И что? Потом — что? «Поехали со мной в Зону»? «Я буду ходить за хабаром, а ты будешь сидеть дома и жарить мне куриные окорочка»?

Ведь она, я был в этом уверен, к совсем другой жизни привыкла. Вместо зомбаков в этой другой жизни красивая и чуточку странная восточная музыка с барабанами и дудками, вместо бандитов — благодарные зрители, вместо артефактов — цветы и рахат-лукум…

Мы познакомились совершенно случайно. И вы не поверите, я вообще не узнал ее.

После окончания программы я вышел из кабаре и направился к своей гостинице. Проходя через парковку, я заметил невысокую брюнетку с аккуратной кудрявой головкой, бледную, с потерянным выражением лица. На брюнетке был светло-голубой джинсовый костюм — брючки и куртка. Брюнетка пыталась поменять колесо у своей убогой малолитражки, но домкрат отчего-то совершенно не желал служить опорой в этом дурацком деле.

Надо ли говорить, что я помог девушке с колесом? И только когда она в третий раз рассыпалась в благодарностях, до меня дошло, что передо мной — да-да, та самая богиня со сцены «Овации».

Только теперь лицо ее полностью лишено грима. На голове больше нет длинногривого парика. А вместо роскошного, расшитого разноцветными бусинами и блестками лифа и разлетающихся на всяком вращении шаровар, украшенных широким, драгоценным поясом с бубенчиками, обычная городская одежда.

Я, конечно, пригласил ее в ресторан.

Она отказалась, но телефон мне оставила.

На следующий день я пригласил ее погулять в парк.

Она согласилась…

Короче, я сам не заметил, как провел в Киеве два месяца.

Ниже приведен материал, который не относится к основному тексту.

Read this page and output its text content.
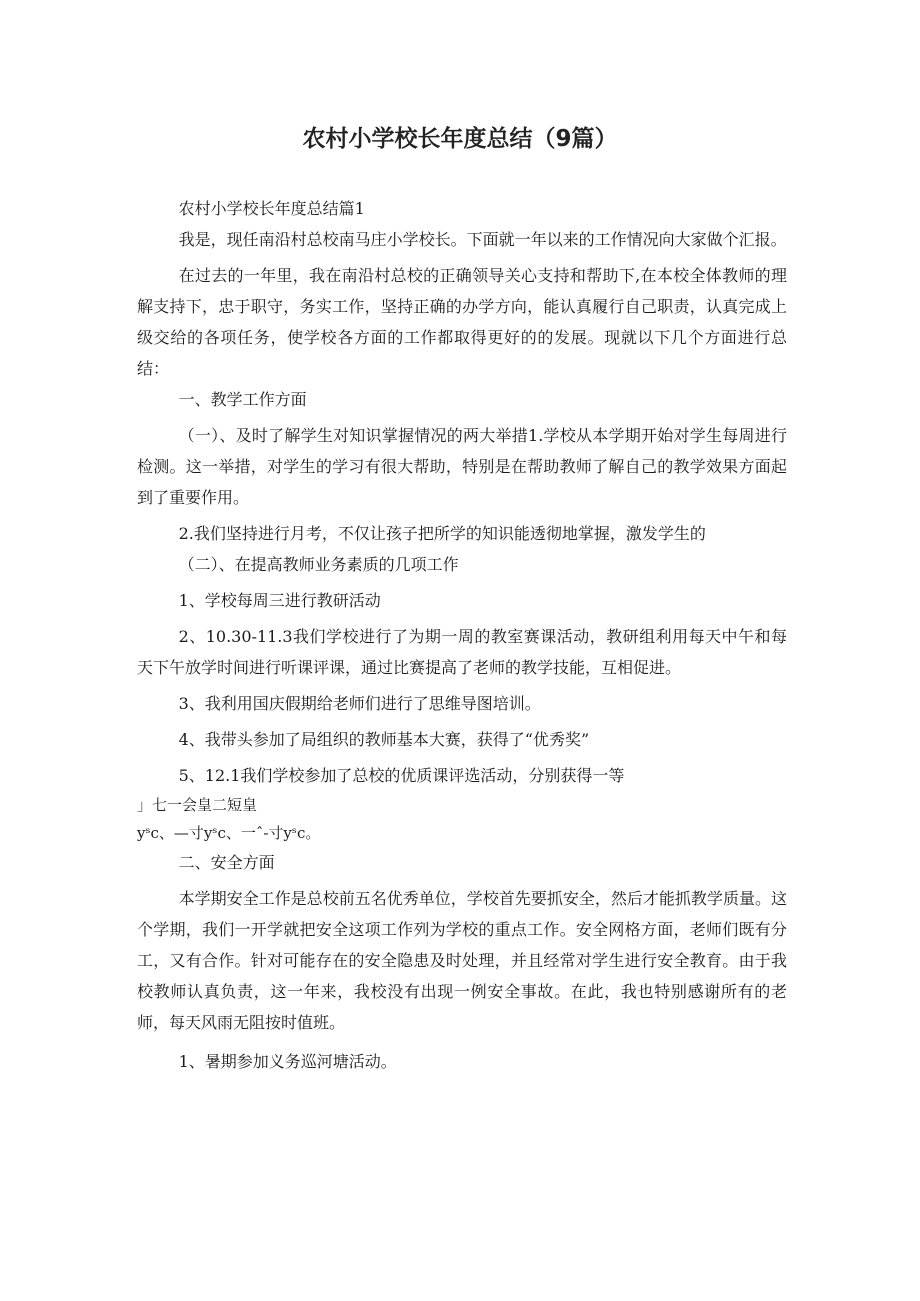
农村小学校长年度总结（9篇）

农村小学校长年度总结篇1

我是，现任南沿村总校南马庄小学校长。下面就一年以来的工作情况向大家做个汇报。

在过去的一年里，我在南沿村总校的正确领导关心支持和帮助下,在本校全体教师的理解支持下，忠于职守，务实工作，坚持正确的办学方向，能认真履行自己职责，认真完成上级交给的各项任务，使学校各方面的工作都取得更好的的发展。现就以下几个方面进行总结：

一、教学工作方面

（一）、及时了解学生对知识掌握情况的两大举措1.学校从本学期开始对学生每周进行检测。这一举措，对学生的学习有很大帮助，特别是在帮助教师了解自己的教学效果方面起到了重要作用。

2.我们坚持进行月考，不仅让孩子把所学的知识能透彻地掌握，激发学生的

（二）、在提高教师业务素质的几项工作

1、学校每周三进行教研活动

2、10.30-11.3我们学校进行了为期一周的教室赛课活动，教研组利用每天中午和每天下午放学时间进行听课评课，通过比赛提高了老师的教学技能，互相促进。

3、我利用国庆假期给老师们进行了思维导图培训。

4、我带头参加了局组织的教师基本大赛，获得了“优秀奖”

5、12.1我们学校参加了总校的优质课评选活动，分别获得一等

」七一会皇二短皇

yˢc、—寸yˢc、一ˆ-寸yˢc。

二、安全方面

本学期安全工作是总校前五名优秀单位，学校首先要抓安全，然后才能抓教学质量。这个学期，我们一开学就把安全这项工作列为学校的重点工作。安全网格方面，老师们既有分工，又有合作。针对可能存在的安全隐患及时处理，并且经常对学生进行安全教育。由于我校教师认真负责，这一年来，我校没有出现一例安全事故。在此，我也特别感谢所有的老师，每天风雨无阻按时值班。

1、暑期参加义务巡河塘活动。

Партнеры обрывали мне телефон. Недруги пустили слух о моей гибели. Костя «Тополь» Уткин, отчаявшись уговорить меня вернуться при помощи традиционных увещеваний, упирая на прибыли и сталкерскую честь, нарочно говорил ни о чем.

Все было тщетно. Я увяз в своей любви, как муха в теплом меду. И сладко, и выбраться мочи нет, и что делать завтра неясно.

Мой день выглядел так: с утра я тщательно готовил себе и Лейле завтрак, теперь мы жили в снятой квартире. Затем мы занимались любовью — благо сексодром в этой квартире был три на три метра.

После этого Лейла мчалась в хореографический класс — она ведь танцовщица, поддерживала форму каждый день! — а я шел шататься по столице.

Возвращался. Читал книги. Готовил нам обед.

Мы вместе кушали. После обеда я зашпиливался в какой-нибудь убойный шутер на своем ноутбуке, а Лейла бежала по делам — проведывала маму по имени Наргиз, которая работала тренером по беллидэнсу или кого-нибудь из подруг, и мчалась в клуб. А я пока то да сё — читал книжки и лазил по Интернету в поисках все новой информации по поводу сбыта артефактов и новейших девайсов…

Вечером я встречал Лейлу возле черного выхода из кабаре и мы ехали домой на ее крохотной «реношке» в отдаленный спальный район, из которого, казалось, до Зоны ближе, чем до центра. Мои ноги упирались мне в подбородок, и, казалось, я копчиком чувствую каждую яму. По возвращении домой мы выпивали бутылку французского сухого вина — после выступлений Лейла обычно была нервной, перевозбужденной и спать не хотела.

Ей нужна была релаксация и она ее получала. Потом мы ложились спать. А утром все повторялось снова…

Через три месяца такой жизни я понял: надо что-то решать.

А что?

«Выходи за меня замуж, Лейла?»

Меня все устраивало. Мне все нравилось. Я любил Лейлу.

Но вот эту-то фразу я никак не мог произнести. Черт его знает почему.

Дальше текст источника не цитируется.